Art Loans Offer the Best of Both Worlds
It’s no surprise to any art lover that art can be a significant investment. According to a 2016 report by consultancy firm Knight Frank, more investors are allocating resources to the “collectibles” category, which includes art. However, creating liquidity can be a concern for many collectors. Art is a store of value— an asset that can be enjoyed and monetized. The question now becomes, how can you best access your art equity? In other terms, how do you turn your art into readily available dollars?
Until recently, if you required a measure of liquidity, you had to sell works of art. The art market is not liquid on a daily basis and values may fluctuate widely depending on supply, demand and trends. Transaction costs can be high and if the work has appreciated, tax is also a consideration.
Now, for the first time in Canada, there is an alternative option to selling work should a collector desire liquidity. LONO Fine Asset Lending offers loans based on the value of works of art.
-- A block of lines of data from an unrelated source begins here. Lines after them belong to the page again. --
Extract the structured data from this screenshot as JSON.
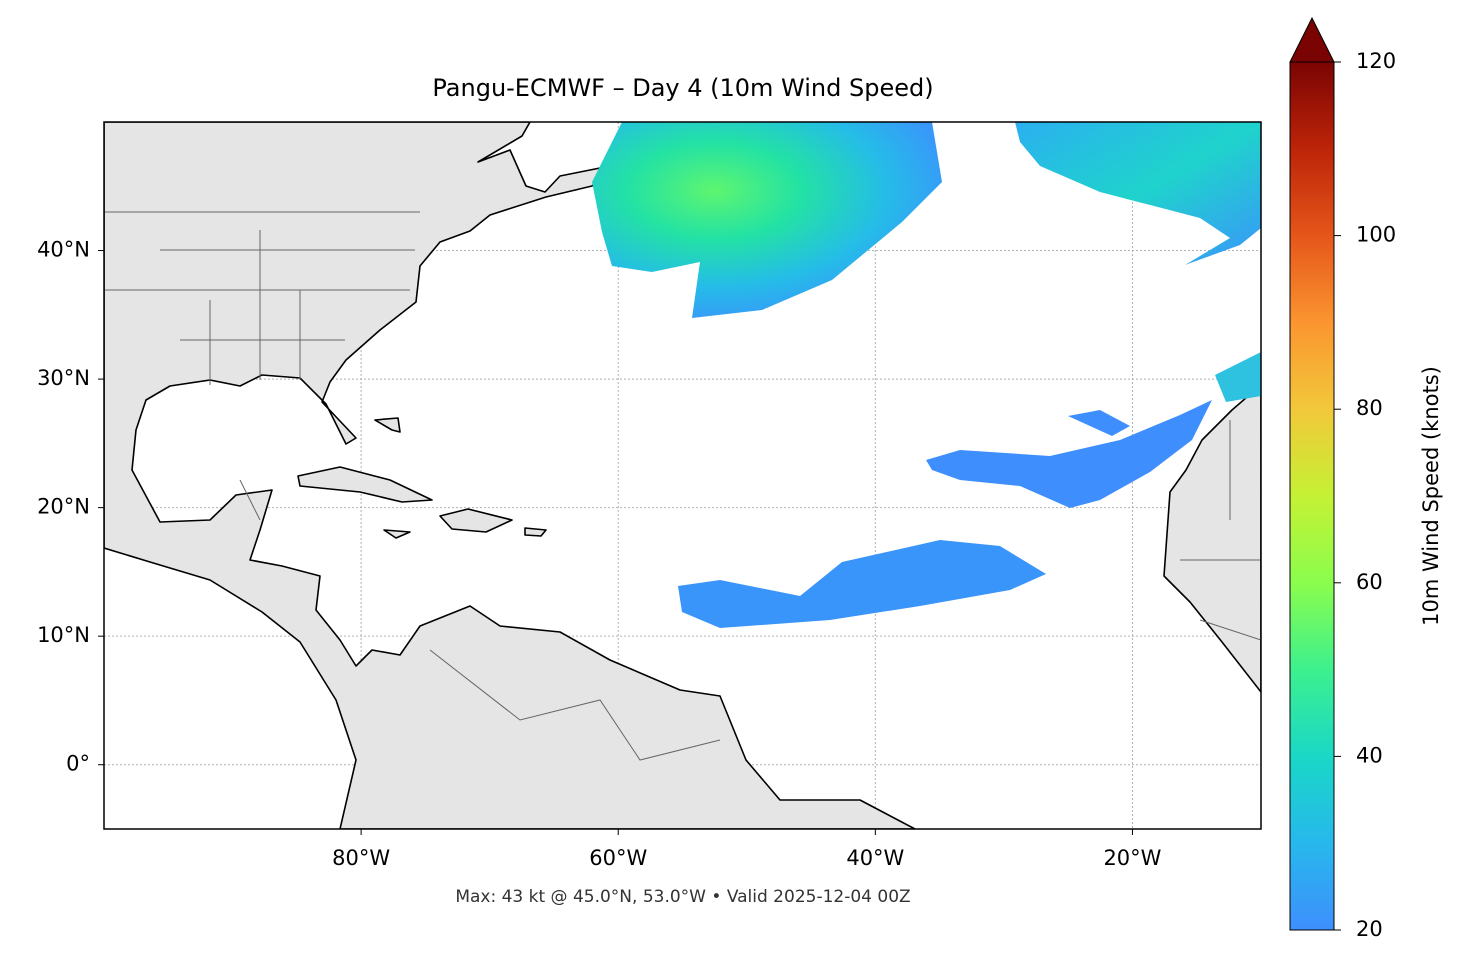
{
  "chart_data": {
    "type": "map",
    "title": "Pangu-ECMWF – Day 4 (10m Wind Speed)",
    "xlim": [
      -100,
      -10
    ],
    "ylim": [
      -5,
      50
    ],
    "xticks": [
      {
        "value": -80,
        "label": "80°W"
      },
      {
        "value": -60,
        "label": "60°W"
      },
      {
        "value": -40,
        "label": "40°W"
      },
      {
        "value": -20,
        "label": "20°W"
      }
    ],
    "yticks": [
      {
        "value": 0,
        "label": "0°"
      },
      {
        "value": 10,
        "label": "10°N"
      },
      {
        "value": 20,
        "label": "20°N"
      },
      {
        "value": 30,
        "label": "30°N"
      },
      {
        "value": 40,
        "label": "40°N"
      }
    ],
    "grid": true,
    "annotation": "Max: 43 kt @ 45.0°N, 53.0°W • Valid 2025-12-04 00Z",
    "colorbar": {
      "label": "10m Wind Speed (knots)",
      "lim": [
        20,
        120
      ],
      "ticks": [
        20,
        40,
        60,
        80,
        100,
        120
      ],
      "extend": "max"
    }
  }
}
If you have a piece that you don’t want to part with, LONO will offer you up to 50% of the appraised value of the work. Loans can be termed on 12, 18 or 24-month periods, and the interest rates are typically 1.5–1.85% per month for smaller loans. These rates are less than the credit card rates, and the rates decline for larger loans.
Art loans are relatively new in Canada. In the US and Europe, several banks and smaller lenders offer a range of lending options to allow clients to borrow against their art collections. What’s particularly notable about LONO’S approach, in contrast to some of the larger international banks, is that LONO secures the loan against the art itself. If you do wish to sell your work, LONO also provides Pre-sale Loans so you can receive funds upfront while you wait for the right price. LONO requires a minimum artwork valuation of $20,000 and loans at a maximum of $1,000,000.
For those who meet the criteria, LONO offers a welcome solution to a long standing problem: retaining the work of art that you love and accessing the cash value in the short term. Perhaps it’s even an answer to a much older adage: having your cake, and eating it, too.